Book Review: The Coldest Winter: America and the Korean War by David Halberstam

Let me just say from the start that this is a magisterial, brilliant book.  I read somewhere that Halberstam considered it his best book, and I can’t argue with that.  On the other hand, I have read several of his books, and every one of them is excellent.  With this one, though, he shows the true master’s touch, the abilities of one who has learned his craft through decades of practice.  He presents complex, detailed, multi-faceted material with clarity, depth, intelligence, and insight, but at the same time he makes it read like a novel, a fascinating tale that is difficult to put down.

This book reminded me of another recent read, “Gulag: A History” by Anne Applebaum.  While I was reading it, I was wondering why I was dredging through such gruesome historical horrors in my mind.  The conclusion I came to, at least partially, is the same as when I wondered why I was reading Applebaum’s book.  It’s for the sake of those who lived through it, that they be not forgotten.  Many soldiers on both sides in Korea – American, Korean, and Chinese – lost their lives for an ambivalent cause, and also due to mistakes, indifference, and poor decisions by those in command.  Korea, as Halberstam points out, was the forgotten war.  It never received the publicity or media uproar of other conflicts, such as the war in Vietnam.  There are very few movies or novels based upon the Korean War.  It’s something that at the time people wanted to go away.  After the clear imperatives of World War II, motivations for the United States to get involved in the Korean War were more muddied and uncertain and based as much on politics at home as realities abroad.

The book highlights the first year, especially the terrible first winter, of the Korean War.  Kim Il Jung, the North Korean leader, decided he wanted all of Korea and, equipped with state-of-the-art Russian tanks, sent a blitzkrieg of troops and weaponry south.  The South Koreans and Americans were unprepared for the sudden attack and fell back.  It looked like they would be pushed right off the peninsula.  They ended up in a tiny corner of southeast Korea around the port city of Pusan, and there they made a courageous stand, with many casualties, while they waited for reinforcements.

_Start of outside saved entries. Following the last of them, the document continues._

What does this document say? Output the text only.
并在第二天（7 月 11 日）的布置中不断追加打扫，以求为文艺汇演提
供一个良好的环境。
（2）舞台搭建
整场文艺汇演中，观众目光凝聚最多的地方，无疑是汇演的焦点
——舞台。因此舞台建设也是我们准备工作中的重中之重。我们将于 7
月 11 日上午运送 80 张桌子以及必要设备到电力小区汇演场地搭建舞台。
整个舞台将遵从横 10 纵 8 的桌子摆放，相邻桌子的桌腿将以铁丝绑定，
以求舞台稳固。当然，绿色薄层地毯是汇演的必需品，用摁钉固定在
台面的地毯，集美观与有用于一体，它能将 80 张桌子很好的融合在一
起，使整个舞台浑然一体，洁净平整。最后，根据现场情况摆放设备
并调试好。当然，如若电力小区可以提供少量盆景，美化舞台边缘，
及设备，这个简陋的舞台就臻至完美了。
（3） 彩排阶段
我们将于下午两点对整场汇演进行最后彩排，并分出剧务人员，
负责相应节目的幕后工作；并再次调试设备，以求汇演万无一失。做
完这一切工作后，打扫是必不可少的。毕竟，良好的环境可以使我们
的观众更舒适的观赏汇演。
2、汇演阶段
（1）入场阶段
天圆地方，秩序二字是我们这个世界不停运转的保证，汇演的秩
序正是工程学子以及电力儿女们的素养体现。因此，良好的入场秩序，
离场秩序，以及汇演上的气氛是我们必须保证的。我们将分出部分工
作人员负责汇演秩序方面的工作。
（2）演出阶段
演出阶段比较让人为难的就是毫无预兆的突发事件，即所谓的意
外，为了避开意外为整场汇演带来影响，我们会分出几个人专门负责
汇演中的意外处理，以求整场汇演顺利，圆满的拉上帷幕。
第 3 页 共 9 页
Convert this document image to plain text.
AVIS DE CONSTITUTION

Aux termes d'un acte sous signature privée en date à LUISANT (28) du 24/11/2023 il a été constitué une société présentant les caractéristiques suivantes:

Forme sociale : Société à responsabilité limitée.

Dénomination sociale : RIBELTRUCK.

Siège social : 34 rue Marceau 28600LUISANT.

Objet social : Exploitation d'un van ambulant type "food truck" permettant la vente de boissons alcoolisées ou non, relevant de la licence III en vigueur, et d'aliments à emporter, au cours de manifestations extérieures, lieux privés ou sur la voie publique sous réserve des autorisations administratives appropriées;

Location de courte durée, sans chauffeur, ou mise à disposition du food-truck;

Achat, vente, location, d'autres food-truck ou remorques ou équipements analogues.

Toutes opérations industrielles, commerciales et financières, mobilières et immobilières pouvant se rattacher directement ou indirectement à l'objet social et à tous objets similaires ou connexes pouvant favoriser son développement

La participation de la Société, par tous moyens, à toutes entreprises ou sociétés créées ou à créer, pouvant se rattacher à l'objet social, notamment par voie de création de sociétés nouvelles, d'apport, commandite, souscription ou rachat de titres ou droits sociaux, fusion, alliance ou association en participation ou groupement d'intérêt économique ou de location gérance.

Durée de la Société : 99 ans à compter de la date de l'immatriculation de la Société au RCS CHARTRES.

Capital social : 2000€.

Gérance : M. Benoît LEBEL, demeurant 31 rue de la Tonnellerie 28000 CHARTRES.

Halberstam, as usual, is not satisfied just to report the action.  He digs deep behind the scenes to find out why events happened as they did.  One of the key figures, of course, was General Douglas MacArthur, who was the overseer/emperor of conquered Japan and was in command of American forces in Korea.  By that time he was seventy years old and more obsessed with his own legacy than with victory in the field, the safety of his troops, or orders from Washington.  Apart from a brilliant amphibious landing that he orchestrated at Inchon early in the war effort, he was completely out of touch with what was really happening in the field.  His sycophantic underlings fed him only what information he wanted to hear, so that he lived in a state of perpetual delusion.  President Truman became more and more frustrated at his egoism and blatant insubordination, especially at the cost of many lives and overwhelming setbacks when the Chinese entered the war, that he finally had to relieve MacArthur from command.  His replacement, General Ridgeway, got down on the field with the men and figured out a way to turn the war around, despite the numerical superiority and skill of the Chinese soldiers.

Halberstam tells the individual tales of many of the soldiers and officers in the front lines during the bloody, discouraging fighting.  He also goes behind the scenes and explains the motivations and strategies of Kim Il Jung’s North Korea and Mao’s China.  He discusses the politics in the United States that affected the war effort, including the Communist witch-hunting of Joseph McCarthy, the rabid support for Chiang Kai-shek of the China First lobby, and the behind the scenes efforts of Dean Acheson, George Marshall, Omar Bradley, Dwight Eisenhower, and others in the Departments of State and Defense.

It sounds complicated, and it is, just as life is complicated, and the occupation and protection of a foreign country halfway around the world is complicated.  But Halberstam connects all the pieces together with great finesse.  Never did I feel that the text was too academic or detailed or beyond my grasp.  That’s the mark of a great historian and journalist.

Despite its violent, terrible subject matter, I came away from this book renewed and enriched, as one does after absorbing any great work of art.  Much of the artistic process concerns turning the sordid aspects of the human condition into something palatable, even beautiful in its own way.  This is a great book, and well worth reading.  It was Halberstam’s last book.  He died while researching the one he was planning to write next.  It is a fitting climax to a terrific career.